Many happy returns to Harold Pinter’s ‘comedy of menace’, THE BIRTHDAY PARTY as the starry West End revival opened last month. The play turns 60 this year and to celebrate at the theatre that is bearing the playwrights name, Sonia Freedman and seasoned Pinter-director Ian Rickson have assembled a wonderful cast for this British classic.
Famously savaged by all but the Sunday Times after the legendary London premiere in 1958, it has now grown to become one of Pinter’s most famous and most performed works. It’s a disturbing portrait of life in a run-down seaside boarding house on the southern English coast where piano-player Stanley Webber (Toby Jones) lives, run by Meg (Zoe Wanamaker) and Petey (Peter Wight) Boles, who arrange a party to celebrate their lodger’s birthday. The flirtatious Lulu, target of Stanley’s lust (Pearl Mackie) joins them, followed by two sinister strangers, Goldberg (Stephen Managan) and McCann (Tom Vaughn-Lawlor).

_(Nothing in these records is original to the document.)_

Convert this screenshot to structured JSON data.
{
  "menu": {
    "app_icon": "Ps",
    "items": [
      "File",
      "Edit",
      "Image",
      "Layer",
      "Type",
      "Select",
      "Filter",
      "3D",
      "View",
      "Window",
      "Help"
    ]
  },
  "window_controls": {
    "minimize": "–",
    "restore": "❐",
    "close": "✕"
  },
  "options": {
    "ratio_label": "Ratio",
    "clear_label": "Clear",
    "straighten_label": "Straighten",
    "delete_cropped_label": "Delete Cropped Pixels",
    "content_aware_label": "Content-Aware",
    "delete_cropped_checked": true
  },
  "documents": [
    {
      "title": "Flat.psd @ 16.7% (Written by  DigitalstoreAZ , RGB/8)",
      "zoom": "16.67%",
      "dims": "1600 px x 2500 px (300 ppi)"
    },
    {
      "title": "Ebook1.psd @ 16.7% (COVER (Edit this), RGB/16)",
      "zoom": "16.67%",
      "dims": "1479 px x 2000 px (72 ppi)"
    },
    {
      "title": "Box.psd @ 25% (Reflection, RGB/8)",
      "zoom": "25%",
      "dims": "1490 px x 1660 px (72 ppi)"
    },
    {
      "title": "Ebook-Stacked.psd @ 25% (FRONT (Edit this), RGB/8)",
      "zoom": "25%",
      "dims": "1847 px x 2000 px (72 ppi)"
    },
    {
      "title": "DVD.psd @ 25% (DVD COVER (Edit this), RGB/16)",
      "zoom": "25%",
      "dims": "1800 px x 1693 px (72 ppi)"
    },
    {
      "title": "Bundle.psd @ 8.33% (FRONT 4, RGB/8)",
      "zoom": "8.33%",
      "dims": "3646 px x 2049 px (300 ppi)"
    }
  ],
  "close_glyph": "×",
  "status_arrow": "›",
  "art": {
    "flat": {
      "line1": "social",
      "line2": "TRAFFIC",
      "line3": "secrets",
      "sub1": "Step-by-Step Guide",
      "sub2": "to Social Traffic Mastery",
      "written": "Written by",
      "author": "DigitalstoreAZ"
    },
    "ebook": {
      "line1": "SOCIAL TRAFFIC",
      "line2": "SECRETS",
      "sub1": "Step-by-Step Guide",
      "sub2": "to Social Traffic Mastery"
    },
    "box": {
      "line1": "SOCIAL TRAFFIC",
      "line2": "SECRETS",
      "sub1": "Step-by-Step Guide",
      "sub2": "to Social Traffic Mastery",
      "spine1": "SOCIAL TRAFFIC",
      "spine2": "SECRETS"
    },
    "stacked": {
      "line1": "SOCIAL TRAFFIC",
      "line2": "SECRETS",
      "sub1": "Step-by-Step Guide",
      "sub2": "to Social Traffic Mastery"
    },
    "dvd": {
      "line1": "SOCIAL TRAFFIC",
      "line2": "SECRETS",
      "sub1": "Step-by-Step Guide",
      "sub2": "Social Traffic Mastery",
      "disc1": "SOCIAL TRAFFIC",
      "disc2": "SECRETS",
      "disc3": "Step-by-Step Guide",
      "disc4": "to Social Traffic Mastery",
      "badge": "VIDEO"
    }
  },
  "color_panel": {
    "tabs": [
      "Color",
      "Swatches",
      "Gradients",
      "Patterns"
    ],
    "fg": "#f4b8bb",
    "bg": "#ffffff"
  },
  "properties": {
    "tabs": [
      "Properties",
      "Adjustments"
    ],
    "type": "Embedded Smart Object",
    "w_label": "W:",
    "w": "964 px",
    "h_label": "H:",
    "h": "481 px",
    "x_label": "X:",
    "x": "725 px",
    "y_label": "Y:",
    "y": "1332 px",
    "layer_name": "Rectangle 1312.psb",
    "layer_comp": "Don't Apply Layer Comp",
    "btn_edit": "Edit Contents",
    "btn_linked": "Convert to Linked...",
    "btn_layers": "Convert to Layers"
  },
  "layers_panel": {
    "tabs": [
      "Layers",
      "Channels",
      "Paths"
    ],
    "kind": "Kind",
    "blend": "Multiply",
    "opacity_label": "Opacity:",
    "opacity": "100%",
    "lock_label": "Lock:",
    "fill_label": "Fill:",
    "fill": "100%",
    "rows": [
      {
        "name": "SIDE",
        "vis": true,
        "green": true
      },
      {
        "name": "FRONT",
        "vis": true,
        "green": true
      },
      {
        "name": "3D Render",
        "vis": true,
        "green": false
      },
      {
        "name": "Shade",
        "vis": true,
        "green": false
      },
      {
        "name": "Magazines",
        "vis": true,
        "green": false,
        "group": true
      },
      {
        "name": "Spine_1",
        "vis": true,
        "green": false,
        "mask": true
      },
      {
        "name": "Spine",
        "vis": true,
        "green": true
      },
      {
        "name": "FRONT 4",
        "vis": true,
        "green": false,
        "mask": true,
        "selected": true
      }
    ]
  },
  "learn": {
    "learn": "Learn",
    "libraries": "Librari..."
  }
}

Critic Dominic Cavandish, in his five-star Telegraph review “rejoices in the play’s undiminished power to disconcert.” It has all the Pinteresque elements, ambitious identity, confusions of time and place and dark political symbolism.
I left my sketch with Toby at the Pinter stage door on Saturday and he along with the rest of the cast very kindly signed it for me.